CHAPTER VI

The first operator had developed for himself at an early stage of his occupancy of the Vandalia's wireless house the warm friendship of the chief engineer. A wireless man is far more dependent for his peace of mind upon the engine-room crew than upon the forward crew. The latter has only one interest in him: that he stick to his instruments; while the engine-room crew strictly is the source from which his blessings flow, his blessings taking the invisible, vital form of electric current.

Wireless machines are gourmands of electricity. They are wastrels. Not one-tenth of the energy sucked from the ship's power wires finds its way through the maze of coils and jars to the antennae between the mastheads.

The Vandalia's engine-room equipment was installed long before wireless telegraphy was a maritime need and a government requirement. Hence, her dynamos protested vigorously against the strain imposed upon them by the radio machine. Any electric engine is unlike any steam engine. Steam engines will do so much work—no more. Dynamos or motors will do so much work—and then more. They can be overloaded, unsparingly. But the strain tells. Stout, dependable parts become hot, wear away, crumble, snap.

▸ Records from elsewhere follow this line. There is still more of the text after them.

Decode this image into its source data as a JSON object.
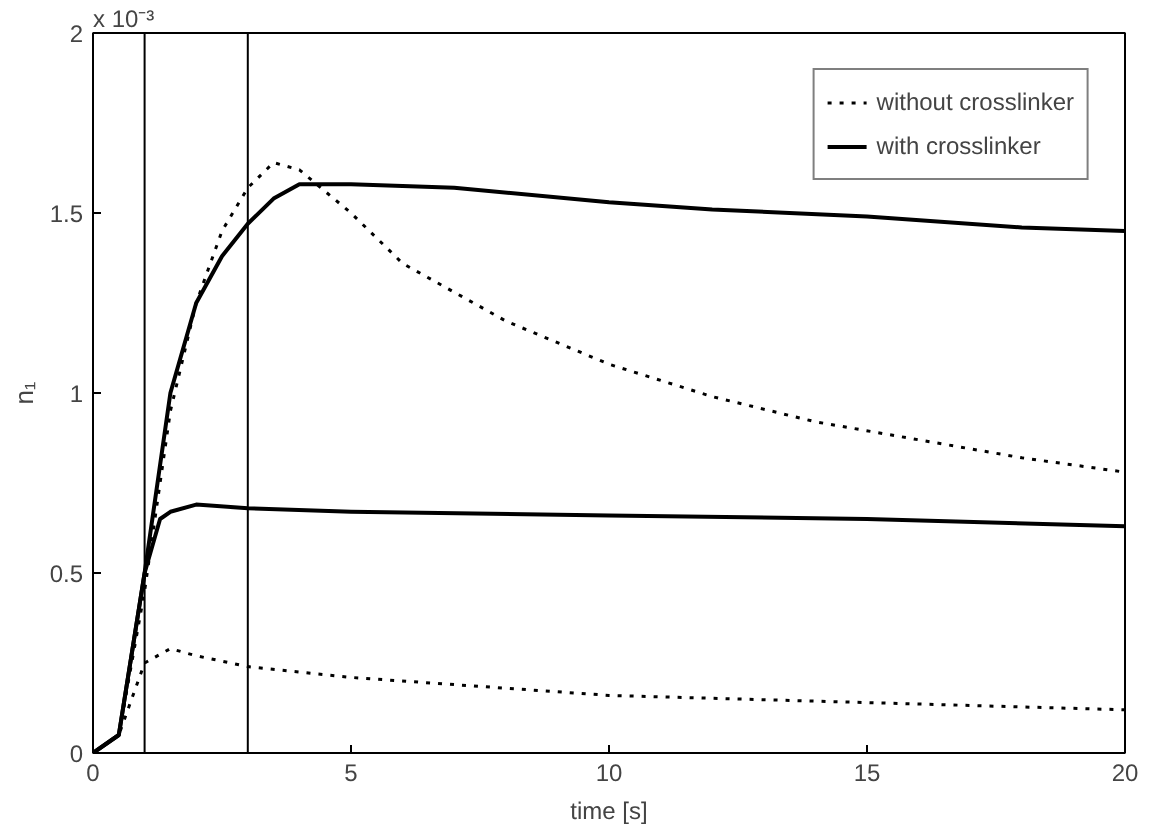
{
  "chart_data": {
    "type": "line",
    "xlabel": "time [s]",
    "ylabel": "n₁",
    "annotations": [
      "x 10⁻³"
    ],
    "xlim": [
      0,
      20
    ],
    "ylim": [
      0,
      2
    ],
    "xticks": [
      0,
      5,
      10,
      15,
      20
    ],
    "yticks": [
      0,
      0.5,
      1,
      1.5,
      2
    ],
    "grid": false,
    "legend": "top right",
    "marker": "none",
    "ref_lines": [
      {
        "axis": "x",
        "value": 1,
        "color": "#000000"
      },
      {
        "axis": "x",
        "value": 3,
        "color": "#000000"
      }
    ],
    "series": [
      {
        "name": "without crosslinker",
        "color": "#000000",
        "line_style": "dotted",
        "x": [
          0,
          0.5,
          1,
          1.5,
          2,
          2.5,
          3,
          3.5,
          4,
          5,
          6,
          7,
          8,
          10,
          12,
          14,
          16,
          18,
          20
        ],
        "values": [
          0,
          0.05,
          0.45,
          0.95,
          1.25,
          1.45,
          1.57,
          1.64,
          1.62,
          1.5,
          1.36,
          1.28,
          1.2,
          1.08,
          0.99,
          0.92,
          0.87,
          0.82,
          0.78
        ]
      },
      {
        "name": "with crosslinker",
        "color": "#000000",
        "line_style": "solid",
        "x": [
          0,
          0.5,
          1,
          1.5,
          2,
          2.5,
          3,
          3.5,
          4,
          5,
          7,
          10,
          12,
          15,
          18,
          20
        ],
        "values": [
          0,
          0.05,
          0.5,
          1.0,
          1.25,
          1.38,
          1.47,
          1.54,
          1.58,
          1.58,
          1.57,
          1.53,
          1.51,
          1.49,
          1.46,
          1.45
        ]
      },
      {
        "color": "#000000",
        "line_style": "solid",
        "x": [
          0,
          0.5,
          1,
          1.3,
          1.5,
          2,
          3,
          5,
          10,
          15,
          20
        ],
        "values": [
          0,
          0.05,
          0.5,
          0.65,
          0.67,
          0.69,
          0.68,
          0.67,
          0.66,
          0.65,
          0.63
        ]
      },
      {
        "color": "#000000",
        "line_style": "dotted",
        "x": [
          0,
          0.5,
          1,
          1.5,
          2,
          3,
          5,
          8,
          10,
          15,
          20
        ],
        "values": [
          0,
          0.05,
          0.25,
          0.29,
          0.27,
          0.24,
          0.21,
          0.18,
          0.16,
          0.14,
          0.12
        ]
      }
    ]
  }
}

In the typical case of the Vandalia, the question of whether or not the wireless men should be provided with all of the current they required, was narrowed down to individuals.

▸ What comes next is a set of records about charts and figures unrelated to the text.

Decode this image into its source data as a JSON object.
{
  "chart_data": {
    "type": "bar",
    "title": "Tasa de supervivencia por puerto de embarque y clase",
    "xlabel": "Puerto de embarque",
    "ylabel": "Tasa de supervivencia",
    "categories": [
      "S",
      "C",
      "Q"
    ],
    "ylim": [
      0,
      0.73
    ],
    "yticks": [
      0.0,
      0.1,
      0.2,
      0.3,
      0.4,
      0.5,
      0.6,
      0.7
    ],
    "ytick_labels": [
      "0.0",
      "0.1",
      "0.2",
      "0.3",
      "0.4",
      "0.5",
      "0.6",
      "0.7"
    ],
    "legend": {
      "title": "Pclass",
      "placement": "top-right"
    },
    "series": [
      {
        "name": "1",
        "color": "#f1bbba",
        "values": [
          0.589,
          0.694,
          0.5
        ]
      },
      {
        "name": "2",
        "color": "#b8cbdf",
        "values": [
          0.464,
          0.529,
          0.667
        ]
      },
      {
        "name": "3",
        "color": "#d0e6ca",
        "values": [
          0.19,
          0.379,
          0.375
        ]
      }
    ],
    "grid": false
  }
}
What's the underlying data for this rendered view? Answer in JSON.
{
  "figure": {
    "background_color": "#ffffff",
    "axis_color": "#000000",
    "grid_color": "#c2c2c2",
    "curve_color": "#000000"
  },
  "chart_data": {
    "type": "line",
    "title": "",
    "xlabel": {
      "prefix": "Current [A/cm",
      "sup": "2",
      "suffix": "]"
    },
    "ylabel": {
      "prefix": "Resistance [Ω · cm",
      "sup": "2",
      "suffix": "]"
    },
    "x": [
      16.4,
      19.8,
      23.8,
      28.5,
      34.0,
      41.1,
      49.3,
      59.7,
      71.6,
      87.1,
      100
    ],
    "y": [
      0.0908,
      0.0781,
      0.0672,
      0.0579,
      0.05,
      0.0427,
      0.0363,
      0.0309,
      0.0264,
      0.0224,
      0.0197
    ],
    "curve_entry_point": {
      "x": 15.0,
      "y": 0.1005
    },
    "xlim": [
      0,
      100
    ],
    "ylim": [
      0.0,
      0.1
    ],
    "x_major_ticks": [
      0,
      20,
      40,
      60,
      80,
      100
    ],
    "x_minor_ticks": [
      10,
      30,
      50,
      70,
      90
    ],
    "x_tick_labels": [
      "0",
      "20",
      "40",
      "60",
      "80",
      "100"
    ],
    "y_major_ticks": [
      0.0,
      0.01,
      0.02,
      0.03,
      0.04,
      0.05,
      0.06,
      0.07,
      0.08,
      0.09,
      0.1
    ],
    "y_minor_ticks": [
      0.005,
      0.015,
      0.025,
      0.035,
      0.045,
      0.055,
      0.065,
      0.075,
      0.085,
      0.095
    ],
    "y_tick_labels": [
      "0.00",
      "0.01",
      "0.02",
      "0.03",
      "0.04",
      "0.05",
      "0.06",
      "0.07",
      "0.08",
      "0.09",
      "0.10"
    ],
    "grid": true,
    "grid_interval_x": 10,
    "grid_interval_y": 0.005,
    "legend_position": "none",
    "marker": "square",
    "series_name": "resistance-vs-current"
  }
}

If Minion had disliked Peter Moore he could have slowed down the dynamos at the critical times when the operator needed the high voltage; but Peter had had encounters with chief engineers before. He had at first courted Minion's good graces with fair cigars, radio gossip and unflagging courtesy. And on discovering that the chief was a sentimentalist at heart and a poet by nature, he had presented him with an inexpensively bound volume of his favorite author. Daring, but a master-stroke! He had not since wanted for voltage, and plenty of it.

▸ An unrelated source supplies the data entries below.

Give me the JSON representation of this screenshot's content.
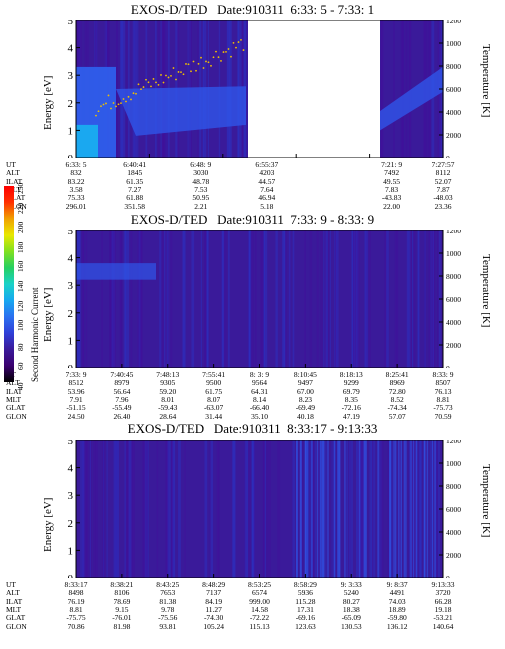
{
  "chart_data": [
    {
      "type": "heatmap",
      "title": "EXOS-D/TED   Date:910311  6:33: 5 - 7:33: 1",
      "ylabel": "Energy [eV]",
      "y2label": "Temperature [K]",
      "ylim": [
        0,
        5
      ],
      "y2lim": [
        0,
        12000
      ],
      "yticks": [
        "0",
        "1",
        "2",
        "3",
        "4",
        "5"
      ],
      "y2ticks": [
        "0",
        "2000",
        "4000",
        "6000",
        "8000",
        "10000",
        "12000"
      ],
      "data_gap": true,
      "ephemeris": [
        {
          "label": "UT",
          "values": [
            "6:33: 5",
            "6:40:41",
            "6:48: 9",
            "6:55:37",
            "7:21: 9",
            "7:27:57"
          ]
        },
        {
          "label": "ALT",
          "values": [
            "832",
            "1845",
            "3030",
            "4203",
            "7492",
            "8112"
          ]
        },
        {
          "label": "ILAT",
          "values": [
            "83.22",
            "61.35",
            "48.78",
            "44.57",
            "49.55",
            "52.07"
          ]
        },
        {
          "label": "MLT",
          "values": [
            "3.58",
            "7.27",
            "7.53",
            "7.64",
            "7.83",
            "7.87"
          ]
        },
        {
          "label": "GLAT",
          "values": [
            "75.33",
            "61.88",
            "50.95",
            "46.94",
            "-43.83",
            "-48.03"
          ]
        },
        {
          "label": "GLON",
          "values": [
            "296.01",
            "351.58",
            "2.21",
            "5.18",
            "22.00",
            "23.36"
          ]
        }
      ]
    },
    {
      "type": "heatmap",
      "title": "EXOS-D/TED   Date:910311  7:33: 9 - 8:33: 9",
      "ylabel": "Energy [eV]",
      "y2label": "Temperature [K]",
      "ylim": [
        0,
        5
      ],
      "y2lim": [
        0,
        12000
      ],
      "yticks": [
        "0",
        "1",
        "2",
        "3",
        "4",
        "5"
      ],
      "y2ticks": [
        "0",
        "2000",
        "4000",
        "6000",
        "8000",
        "10000",
        "12000"
      ],
      "ephemeris": [
        {
          "label": "UT",
          "values": [
            "7:33: 9",
            "7:40:45",
            "7:48:13",
            "7:55:41",
            "8: 3: 9",
            "8:10:45",
            "8:18:13",
            "8:25:41",
            "8:33: 9"
          ]
        },
        {
          "label": "ALT",
          "values": [
            "8512",
            "8979",
            "9305",
            "9500",
            "9564",
            "9497",
            "9299",
            "8969",
            "8507"
          ]
        },
        {
          "label": "ILAT",
          "values": [
            "53.96",
            "56.64",
            "59.20",
            "61.75",
            "64.31",
            "67.00",
            "69.79",
            "72.80",
            "76.13"
          ]
        },
        {
          "label": "MLT",
          "values": [
            "7.91",
            "7.96",
            "8.01",
            "8.07",
            "8.14",
            "8.23",
            "8.35",
            "8.52",
            "8.81"
          ]
        },
        {
          "label": "GLAT",
          "values": [
            "-51.15",
            "-55.49",
            "-59.43",
            "-63.07",
            "-66.40",
            "-69.49",
            "-72.16",
            "-74.34",
            "-75.73"
          ]
        },
        {
          "label": "GLON",
          "values": [
            "24.50",
            "26.40",
            "28.64",
            "31.44",
            "35.10",
            "40.18",
            "47.19",
            "57.07",
            "70.59"
          ]
        }
      ]
    },
    {
      "type": "heatmap",
      "title": "EXOS-D/TED   Date:910311  8:33:17 - 9:13:33",
      "ylabel": "Energy [eV]",
      "y2label": "Temperature [K]",
      "ylim": [
        0,
        5
      ],
      "y2lim": [
        0,
        12000
      ],
      "yticks": [
        "0",
        "1",
        "2",
        "3",
        "4",
        "5"
      ],
      "y2ticks": [
        "0",
        "2000",
        "4000",
        "6000",
        "8000",
        "10000",
        "12000"
      ],
      "ephemeris": [
        {
          "label": "UT",
          "values": [
            "8:33:17",
            "8:38:21",
            "8:43:25",
            "8:48:29",
            "8:53:25",
            "8:58:29",
            "9: 3:33",
            "9: 8:37",
            "9:13:33"
          ]
        },
        {
          "label": "ALT",
          "values": [
            "8498",
            "8106",
            "7653",
            "7137",
            "6574",
            "5936",
            "5240",
            "4491",
            "3720"
          ]
        },
        {
          "label": "ILAT",
          "values": [
            "76.19",
            "78.69",
            "81.38",
            "84.19",
            "999.00",
            "115.28",
            "80.27",
            "74.03",
            "66.28"
          ]
        },
        {
          "label": "MLT",
          "values": [
            "8.81",
            "9.15",
            "9.78",
            "11.27",
            "14.58",
            "17.31",
            "18.38",
            "18.89",
            "19.18"
          ]
        },
        {
          "label": "GLAT",
          "values": [
            "-75.75",
            "-76.01",
            "-75.56",
            "-74.30",
            "-72.22",
            "-69.16",
            "-65.09",
            "-59.80",
            "-53.21"
          ]
        },
        {
          "label": "GLON",
          "values": [
            "70.86",
            "81.98",
            "93.81",
            "105.24",
            "115.13",
            "123.63",
            "130.53",
            "136.12",
            "140.64"
          ]
        }
      ]
    }
  ],
  "colorbar": {
    "label": "Second Harmonic Current",
    "ticks": [
      "40",
      "60",
      "80",
      "100",
      "120",
      "140",
      "160",
      "180",
      "200",
      "220",
      "250"
    ],
    "colors": [
      "#000000",
      "#3a0070",
      "#3a1a9a",
      "#2f3fd8",
      "#2a70f0",
      "#16a8f0",
      "#1ad2c8",
      "#26d060",
      "#80e020",
      "#e8e800",
      "#f0a000",
      "#ff3000",
      "#ff0000"
    ]
  },
  "colors": {
    "background": "#3a1a9a",
    "band": "#2f55e8",
    "gap": "#ffffff",
    "temp_dots": "#f0c000"
  }
}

He pondered the advisability of taking Minion entirely into his confidence as he followed the sweated, undershirted shoulders to the engine-room galley, and thence across the oily grill of shining steel bars which comprised one of the numerous and hazardous superfloors which surrounded the cylinders.

Minion was nursing a stubbornly warm bearing in the port shaft alley.

The fat cylinder revolved with a pleasant ringing noise, the blurring knuckles of the frequent joints vanishing down the yellow, vaulted alley to a point of perspective, where the shaft projected through the hull. The floundering of the great propellers seemed alternately to compress and expand the damp atmosphere.